The size issue is to be expected, given the length of the novella, but the story simply feels too big in scale to really fit in. Fortunately, the book holds enough to really hold one’s interest throughout as it flies by – this is a quick read, and there is plenty of action and gunplay to keep the events moving along briskly.
One of the points that I found most interesting was the attention to detail that Priest exhibits when it comes to prior historical record and the Civil War, but also social relations. With the Civil War continuing onwards, there is a ripple throughout the country on the impact of the war, which is nicely seen here: race relations, mercenary organizations, military hardware and similar happenings are seen throughout the story, and I have to commend Priest on moving towards the Civil War slowly – I suspect that something like that would be several books in and of itself.
The Civil War is a complicated, well documented war, and in Priest’s universe, that has continued onwards for decades longer than the actual conflict – a convenient plot device to explain the technology and event that happened in this alternate world. This short book reveals just a little bit more to the audience, but just enough to keep people wanting more. The next book, Dreadnought, is due out in a couple of weeks, and looks like it will fit far better with Clementine than it will with Boneshaker.
When putting the two together, I think that Boneshaker is the preferable book to point people towards, simply because it held my interest far better than an alternate Civil War story.
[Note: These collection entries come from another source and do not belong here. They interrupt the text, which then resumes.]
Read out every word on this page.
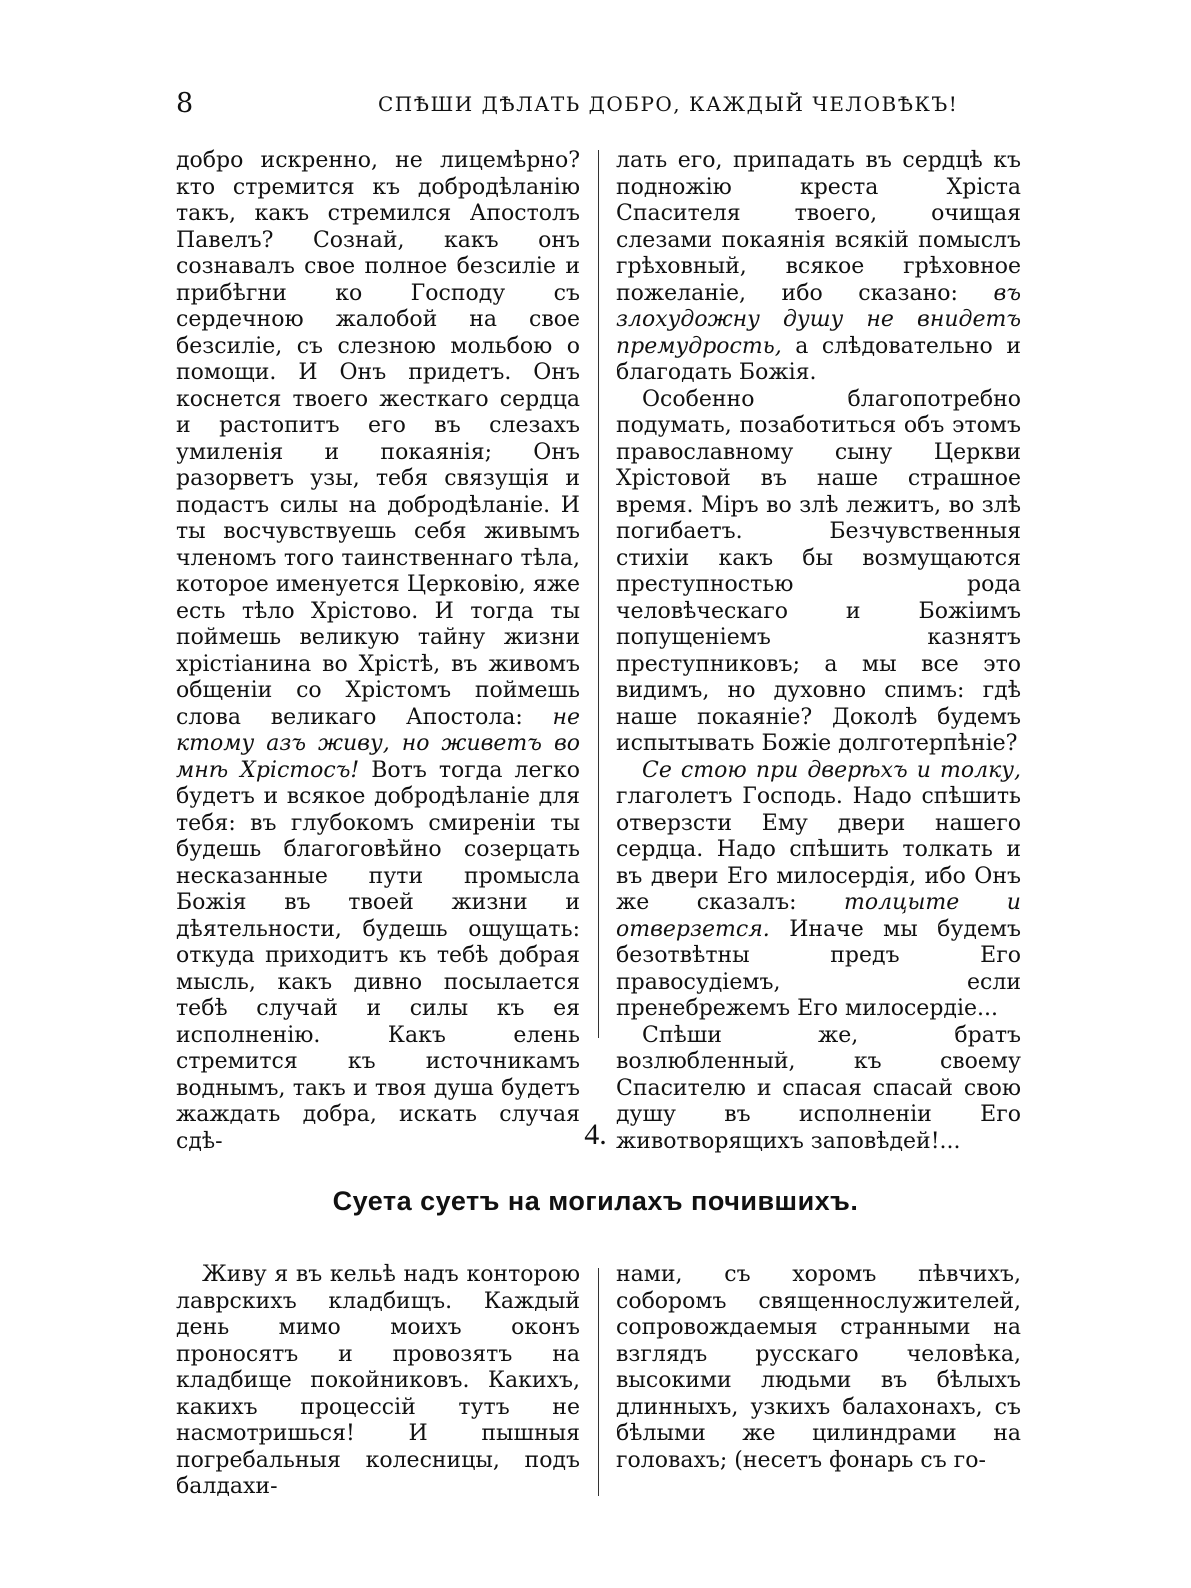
8	СПѢШИ ДѢЛАТЬ ДОБРО, КАЖДЫЙ ЧЕЛОВѢКЪ!

добро искренно, не лицемѣрно? кто стремится къ добродѣланію такъ, какъ стремился Апостолъ Павелъ? Сознай, какъ онъ сознавалъ свое полное безсиліе и прибѣгни ко Господу съ сердечною жалобой на свое безсиліе, съ слезною мольбою о помощи. И Онъ придетъ. Онъ коснется твоего жесткаго сердца и растопитъ его въ слезахъ умиленія и покаянія; Онъ разорветъ узы, тебя связущія и подастъ силы на добродѣланіе. И ты восчувствуешь себя живымъ членомъ того таинственнаго тѣла, которое именуется Церковію, яже есть тѣло Хрістово. И тогда ты поймешь великую тайну жизни хрістіанина во Хрістѣ, въ живомъ общеніи со Хрістомъ поймешь слова великаго Апостола: не ктому азъ живу, но живетъ во мнѣ Хрістосъ! Вотъ тогда легко будетъ и всякое добродѣланіе для тебя: въ глубокомъ смиреніи ты будешь благоговѣйно созерцать несказанные пути промысла Божія въ твоей жизни и дѣятельности, будешь ощущать: откуда приходитъ къ тебѣ добрая мысль, какъ дивно посылается тебѣ случай и силы къ ея исполненію. Какъ елень стремится къ источникамъ воднымъ, такъ и твоя душа будетъ жаждать добра, искать случая сдѣ-

лать его, припадать въ сердцѣ къ подножію креста Хріста Спасителя твоего, очищая слезами покаянія всякій помыслъ грѣховный, всякое грѣховное пожеланіе, ибо сказано: въ злохудожну душу не внидетъ премудрость, а слѣдовательно и благодать Божія.

Особенно благопотребно подумать, позаботиться объ этомъ православному сыну Церкви Хрістовой въ наше страшное время. Міръ во злѣ лежитъ, во злѣ погибаетъ. Безчувственныя стихіи какъ бы возмущаются преступностью рода человѣческаго и Божіимъ попущеніемъ казнятъ преступниковъ; а мы все это видимъ, но духовно спимъ: гдѣ наше покаяніе? Доколѣ будемъ испытывать Божіе долготерпѣніе?

Се стою при дверѣхъ и толку, глаголетъ Господь. Надо спѣшить отверзсти Ему двери нашего сердца. Надо спѣшить толкать и въ двери Его милосердія, ибо Онъ же сказалъ: толцыте и отверзется. Иначе мы будемъ безотвѣтны предъ Его правосудіемъ, если пренебрежемъ Его милосердіе...

Спѣши же, братъ возлюбленный, къ своему Спасителю и спасая спасай свою душу въ исполненіи Его животворящихъ заповѣдей!...

4.
Суета суетъ на могилахъ почившихъ.

Живу я въ кельѣ надъ конторою лаврскихъ кладбищъ. Каждый день мимо моихъ оконъ проносятъ и провозятъ на кладбище покойниковъ. Какихъ, какихъ процессій тутъ не насмотришься! И пышныя погребальныя колесницы, подъ балдахи-

нами, съ хоромъ пѣвчихъ, соборомъ священнослужителей, сопровождаемыя странными на взглядъ русскаго человѣка, высокими людьми въ бѣлыхъ длинныхъ, узкихъ балахонахъ, съ бѣлыми же цилиндрами на головахъ; (несетъ фонарь съ го-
There are Zombies (and while I dislike them when they’re poorly written, this wasn’t the case here), strange technology, an abandoned city and so forth, this book didn’t have the same depth, and I’m hoping that that is just due to length.
This is certainly a series that will be popular, and Clementine will be the book that the real fans will go to, to get that added bit of insight into the world while they wait for the next book to come out. It’s certainly tided me over while waiting for the next read. One can only hope that we’ll see additional stories to come out of the Clockwork Century while we wait.